The Black Parade

“It’s alright. You have to walk up some blind alleys before you find where you’re going. I’ve got an idea—why don’t you go in my room and watch some TV? Maybe something on the local channels will jog your memory. Michael, would you turn it on for him?”

 

 

“Sure.” He followed the boy back to my bedroom. I drummed my fingertips on the tabletop, trying to figure out another angle to look at this case. The newspaper stands were closed by now, but I could still check the obituaries online. They wouldn’t be up to date just yet, but most of the names present would be recent. I connected to the local website and searched again. I found a couple of Jacobs, but they weren’t children. Well, no one ever said this job was easy.

 

“Hey.” I tilted my head back to find Michael smiling down at me. “Any luck?”

 

“Nope. Shame, though. Cute kid.”

 

“Yeah,” he said with a regretful smile.

 

I straightened up and closed the laptop, sliding in my seat so I could look at him. “Why did you seem so agitated when you came in? Is there something you’re not telling me?”

 

The smile disappeared, replaced with a neutral expression, and he didn’t answer. Not a good sign.

 

I pressed on. “Is there something you’re not supposed to tell me?”

 

Michael ran a hand through his hair, brows furrowing. “Not exactly. I’m just…worried. Jacob isn’t dangerous, but I don’t like that he came into your apartment instead of finding you on the street like the other ghosts. It bothers me.”

 

“Why? You know Gabriel blessed this apartment. If he were a threat, he wouldn’t be able to get in, remember?”

 

He plopped down in the chair next to mine. “I know. I guess this whole thing with Belial made me paranoid. And it doesn’t help that there’s a rumor of another major player in town.”

 

“Agreed,” I admitted. “But as long as I’m in here, we can relax a little.”

 

He smiled. I cocked my head to the side. “What?”

 

“I think that’s the first time you’ve said ‘we’.”

 

My eyes widened a bit. How the hell did he notice stuff like that? He just kept catching me off-guard.

 

“Lighten up, Jordan. You don’t have to be dark and tormented all the time.”

 

I squirmed in my seat, avoiding eye contact. “I’m not very good at being anything other than grumpy.”

 

He rose from his seat. “That’s what I’m here for. Maybe some of my traits will rub off on you.”

 

“…I’m going to ignore the sexual connotations of that sentence just so my brain won’t explode.”

 

“How deep in the gutter does your mind have to be to think that sounded perverted?”

 

“…I refuse to answer that question.”

 

“Just help me clean up the kitchen, will you?”

 

“I don’t know. Will anything ‘rub off on me’?…don’t you dare throw that dishrag at me.”

 

Afterwards, we went to my room to check on Jacob. To my surprise, he was floating cross-legged over the bed, turning those large eyes on us as we entered. Most young ghosts couldn’t figure out how to do that.

 

“Did anything come back to you?” I asked. He shook his head.

 

“Well, Michael and I need to go somewhere so why don’t you stick around until we come back?”

 

“Okay.”

 

I swiped my leather jacket from the closet and shut the bedroom door behind us. “Alright.

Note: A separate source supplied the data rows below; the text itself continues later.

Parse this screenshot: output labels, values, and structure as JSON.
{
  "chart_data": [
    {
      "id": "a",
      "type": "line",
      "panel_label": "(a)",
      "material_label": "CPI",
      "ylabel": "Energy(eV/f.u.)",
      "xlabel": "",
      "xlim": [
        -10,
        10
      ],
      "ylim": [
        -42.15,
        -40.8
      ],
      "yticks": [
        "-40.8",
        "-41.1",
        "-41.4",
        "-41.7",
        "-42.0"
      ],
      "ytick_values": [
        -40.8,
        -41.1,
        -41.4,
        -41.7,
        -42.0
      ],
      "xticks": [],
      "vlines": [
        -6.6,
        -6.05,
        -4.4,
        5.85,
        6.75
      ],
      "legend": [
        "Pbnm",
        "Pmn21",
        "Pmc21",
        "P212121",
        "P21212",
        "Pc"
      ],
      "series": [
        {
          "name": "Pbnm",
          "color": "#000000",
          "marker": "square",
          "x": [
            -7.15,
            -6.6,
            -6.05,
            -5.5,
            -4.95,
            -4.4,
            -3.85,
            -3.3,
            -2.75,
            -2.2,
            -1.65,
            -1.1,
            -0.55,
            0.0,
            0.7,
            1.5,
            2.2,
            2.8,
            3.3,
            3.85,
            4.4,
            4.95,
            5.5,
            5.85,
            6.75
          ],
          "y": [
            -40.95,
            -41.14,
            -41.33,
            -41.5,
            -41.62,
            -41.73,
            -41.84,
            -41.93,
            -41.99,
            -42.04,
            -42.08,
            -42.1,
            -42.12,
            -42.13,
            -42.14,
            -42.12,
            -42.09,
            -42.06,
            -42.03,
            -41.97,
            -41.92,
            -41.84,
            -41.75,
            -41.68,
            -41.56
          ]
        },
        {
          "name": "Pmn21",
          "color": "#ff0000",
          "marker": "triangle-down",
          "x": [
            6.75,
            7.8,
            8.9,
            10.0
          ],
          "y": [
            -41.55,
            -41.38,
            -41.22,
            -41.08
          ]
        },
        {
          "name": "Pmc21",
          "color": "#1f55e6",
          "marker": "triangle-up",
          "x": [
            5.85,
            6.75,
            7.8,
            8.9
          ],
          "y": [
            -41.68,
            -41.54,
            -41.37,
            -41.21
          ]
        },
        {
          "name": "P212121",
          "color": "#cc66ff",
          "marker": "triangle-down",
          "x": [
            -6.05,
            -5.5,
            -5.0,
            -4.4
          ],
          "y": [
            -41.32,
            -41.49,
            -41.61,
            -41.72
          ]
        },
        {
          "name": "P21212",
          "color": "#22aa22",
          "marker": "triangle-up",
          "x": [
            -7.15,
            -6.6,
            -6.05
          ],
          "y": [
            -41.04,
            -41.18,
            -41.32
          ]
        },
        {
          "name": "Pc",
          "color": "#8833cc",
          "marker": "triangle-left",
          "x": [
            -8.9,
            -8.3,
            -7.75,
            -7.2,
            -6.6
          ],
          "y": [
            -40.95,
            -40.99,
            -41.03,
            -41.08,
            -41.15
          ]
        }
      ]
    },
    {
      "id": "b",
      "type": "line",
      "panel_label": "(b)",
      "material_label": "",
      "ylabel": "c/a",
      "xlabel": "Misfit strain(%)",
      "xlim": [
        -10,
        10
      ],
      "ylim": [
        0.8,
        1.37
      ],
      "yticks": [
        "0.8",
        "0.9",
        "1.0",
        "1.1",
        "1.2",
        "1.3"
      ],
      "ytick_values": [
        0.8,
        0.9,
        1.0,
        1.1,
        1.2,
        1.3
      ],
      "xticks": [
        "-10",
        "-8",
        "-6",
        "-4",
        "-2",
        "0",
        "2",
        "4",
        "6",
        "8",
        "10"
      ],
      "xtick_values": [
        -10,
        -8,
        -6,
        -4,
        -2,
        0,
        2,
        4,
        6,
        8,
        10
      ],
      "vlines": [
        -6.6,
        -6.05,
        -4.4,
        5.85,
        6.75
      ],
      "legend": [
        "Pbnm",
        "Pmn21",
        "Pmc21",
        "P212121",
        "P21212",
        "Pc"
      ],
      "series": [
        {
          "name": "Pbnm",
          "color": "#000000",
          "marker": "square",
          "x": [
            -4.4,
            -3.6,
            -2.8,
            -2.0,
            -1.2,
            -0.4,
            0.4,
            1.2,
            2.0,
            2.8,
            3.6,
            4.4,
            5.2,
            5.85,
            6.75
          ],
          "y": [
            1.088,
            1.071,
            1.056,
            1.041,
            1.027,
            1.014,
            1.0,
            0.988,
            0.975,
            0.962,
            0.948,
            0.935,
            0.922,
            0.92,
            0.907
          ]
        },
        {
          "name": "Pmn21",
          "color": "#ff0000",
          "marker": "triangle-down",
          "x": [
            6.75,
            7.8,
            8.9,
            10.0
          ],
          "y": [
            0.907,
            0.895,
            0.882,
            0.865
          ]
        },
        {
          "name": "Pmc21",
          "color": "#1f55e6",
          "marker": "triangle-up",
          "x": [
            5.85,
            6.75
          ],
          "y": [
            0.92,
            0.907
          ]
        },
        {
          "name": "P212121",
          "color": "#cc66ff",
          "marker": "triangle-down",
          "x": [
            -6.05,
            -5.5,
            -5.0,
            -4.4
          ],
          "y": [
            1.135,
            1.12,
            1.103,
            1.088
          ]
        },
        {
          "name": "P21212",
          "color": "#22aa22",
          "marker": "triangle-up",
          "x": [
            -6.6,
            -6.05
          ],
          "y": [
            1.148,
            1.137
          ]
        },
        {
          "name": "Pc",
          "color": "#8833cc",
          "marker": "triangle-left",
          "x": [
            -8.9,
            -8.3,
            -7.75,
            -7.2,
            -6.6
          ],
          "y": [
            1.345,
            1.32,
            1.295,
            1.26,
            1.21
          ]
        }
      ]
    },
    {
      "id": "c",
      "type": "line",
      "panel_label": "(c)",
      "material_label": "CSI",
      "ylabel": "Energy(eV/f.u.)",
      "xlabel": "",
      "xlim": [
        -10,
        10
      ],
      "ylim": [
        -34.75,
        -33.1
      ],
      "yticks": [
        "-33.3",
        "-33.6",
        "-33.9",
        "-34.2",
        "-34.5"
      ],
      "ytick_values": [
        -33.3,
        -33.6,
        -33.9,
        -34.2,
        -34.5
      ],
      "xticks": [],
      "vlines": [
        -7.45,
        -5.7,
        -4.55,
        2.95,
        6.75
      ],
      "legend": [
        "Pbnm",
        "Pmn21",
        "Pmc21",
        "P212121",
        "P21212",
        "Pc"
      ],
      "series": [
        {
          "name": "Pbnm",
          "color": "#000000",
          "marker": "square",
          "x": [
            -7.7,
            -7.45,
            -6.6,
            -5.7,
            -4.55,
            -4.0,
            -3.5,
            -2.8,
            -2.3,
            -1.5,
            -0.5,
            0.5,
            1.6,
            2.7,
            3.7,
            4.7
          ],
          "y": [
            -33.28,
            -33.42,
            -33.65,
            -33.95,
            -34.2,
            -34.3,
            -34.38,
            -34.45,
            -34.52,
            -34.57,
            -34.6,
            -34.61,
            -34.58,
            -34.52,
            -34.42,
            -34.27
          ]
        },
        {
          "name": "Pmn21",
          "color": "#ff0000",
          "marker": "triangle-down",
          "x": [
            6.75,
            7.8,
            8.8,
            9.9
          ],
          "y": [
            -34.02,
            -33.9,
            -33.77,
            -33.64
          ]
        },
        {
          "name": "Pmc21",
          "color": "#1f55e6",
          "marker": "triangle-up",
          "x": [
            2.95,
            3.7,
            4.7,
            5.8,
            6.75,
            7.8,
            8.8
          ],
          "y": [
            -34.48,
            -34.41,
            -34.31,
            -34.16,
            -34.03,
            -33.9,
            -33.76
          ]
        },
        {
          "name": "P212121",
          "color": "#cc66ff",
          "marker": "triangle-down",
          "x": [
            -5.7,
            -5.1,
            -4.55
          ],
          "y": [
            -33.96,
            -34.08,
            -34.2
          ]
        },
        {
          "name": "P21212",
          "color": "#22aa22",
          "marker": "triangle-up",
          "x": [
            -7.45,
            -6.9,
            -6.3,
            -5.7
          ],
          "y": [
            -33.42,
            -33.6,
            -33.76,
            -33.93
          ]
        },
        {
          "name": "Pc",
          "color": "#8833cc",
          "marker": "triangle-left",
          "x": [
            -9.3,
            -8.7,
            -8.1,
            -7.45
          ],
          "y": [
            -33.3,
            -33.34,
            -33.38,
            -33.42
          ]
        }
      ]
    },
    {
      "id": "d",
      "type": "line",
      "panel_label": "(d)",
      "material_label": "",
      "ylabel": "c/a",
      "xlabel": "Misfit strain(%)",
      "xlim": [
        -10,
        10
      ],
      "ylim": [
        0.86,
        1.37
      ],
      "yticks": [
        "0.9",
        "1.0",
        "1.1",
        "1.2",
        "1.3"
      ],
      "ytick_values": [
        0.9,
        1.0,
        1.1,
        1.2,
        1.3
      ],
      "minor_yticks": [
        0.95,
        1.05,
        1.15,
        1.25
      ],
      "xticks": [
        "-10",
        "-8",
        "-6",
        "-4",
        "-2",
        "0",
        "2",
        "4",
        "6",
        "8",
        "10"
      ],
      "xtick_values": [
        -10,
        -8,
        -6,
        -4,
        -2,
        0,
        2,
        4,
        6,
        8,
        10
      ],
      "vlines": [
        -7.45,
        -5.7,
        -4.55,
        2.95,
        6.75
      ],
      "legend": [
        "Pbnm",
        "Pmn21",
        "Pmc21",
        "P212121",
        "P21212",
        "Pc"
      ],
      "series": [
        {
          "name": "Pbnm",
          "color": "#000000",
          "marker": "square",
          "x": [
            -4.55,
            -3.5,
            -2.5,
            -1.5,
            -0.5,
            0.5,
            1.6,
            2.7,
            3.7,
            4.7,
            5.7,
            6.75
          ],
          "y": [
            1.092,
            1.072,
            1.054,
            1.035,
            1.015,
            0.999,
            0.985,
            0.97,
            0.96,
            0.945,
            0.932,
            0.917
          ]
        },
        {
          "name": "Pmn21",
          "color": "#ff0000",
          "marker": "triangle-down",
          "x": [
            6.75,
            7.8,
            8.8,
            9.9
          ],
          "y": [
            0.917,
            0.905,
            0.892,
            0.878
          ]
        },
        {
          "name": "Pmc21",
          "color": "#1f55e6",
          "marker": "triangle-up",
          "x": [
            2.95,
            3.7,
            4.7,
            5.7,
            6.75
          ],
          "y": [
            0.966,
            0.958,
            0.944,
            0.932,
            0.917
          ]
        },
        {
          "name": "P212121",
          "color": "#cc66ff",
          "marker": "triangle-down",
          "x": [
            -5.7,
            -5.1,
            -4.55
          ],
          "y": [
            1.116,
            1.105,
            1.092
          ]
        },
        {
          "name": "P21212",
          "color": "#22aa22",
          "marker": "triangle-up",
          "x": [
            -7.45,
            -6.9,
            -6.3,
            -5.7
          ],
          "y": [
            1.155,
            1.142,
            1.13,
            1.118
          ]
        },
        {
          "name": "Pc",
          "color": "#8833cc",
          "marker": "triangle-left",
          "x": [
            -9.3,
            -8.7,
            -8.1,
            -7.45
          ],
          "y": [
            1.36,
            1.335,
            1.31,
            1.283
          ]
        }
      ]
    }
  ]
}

Let’s go hunt us some demons.”

 

 

 

 

 

Chapter 12

 

 

 

I didn’t know much about the Albany criminal underbelly, but I had assumed deals went down in dive bars and smoke-filled billiard halls. The notorious Julius Fenton did not reside in either of these places. Instead, he was a manager at the Build-A-Bear workshop in Crossgates Mall. I wish I was joking.

 

Michael circled the inside of the mall as my back up. Fenton would be able to sense him, but we had heard that he worked both the angel and the demon circuit, so for the right price he would sell us the information. It wasn’t exactly against the rules for demons to be stoolies, after all. Sin was sin. Didn’t matter who they betrayed.

 

The mall closed in an hour, so I straightened my shoulders and walked into the shop, keeping an eye for anything suspicious. Cute little girls and boys tugged their mothers and fathers by the hand, their new best friends ready to be stuffed and clothed. It felt too weird for words.

 

An Asian boy in his teens smiled at me as I walked up to the register. “Hi. How can I help you?”

 

“I was wondering if your manager, Mr. Fenton, was in?”

 

“Sure, he’s in the back getting ready to close up. I’ll grab him for you.”

 

“See,” Michael said from the link in my ear. “Was that so hard?”

 

“Your sarcasm is really not helping me,” I muttered, tapping my fingers on the counter as I waited. We had borrowed the miniature microphone and ear bud from one of Michael’s cop friends. It made me feel like I was in an action flick, waiting for Arnold Schwarzenegger to burst in and beat up the bad guy. I watched way too many movies.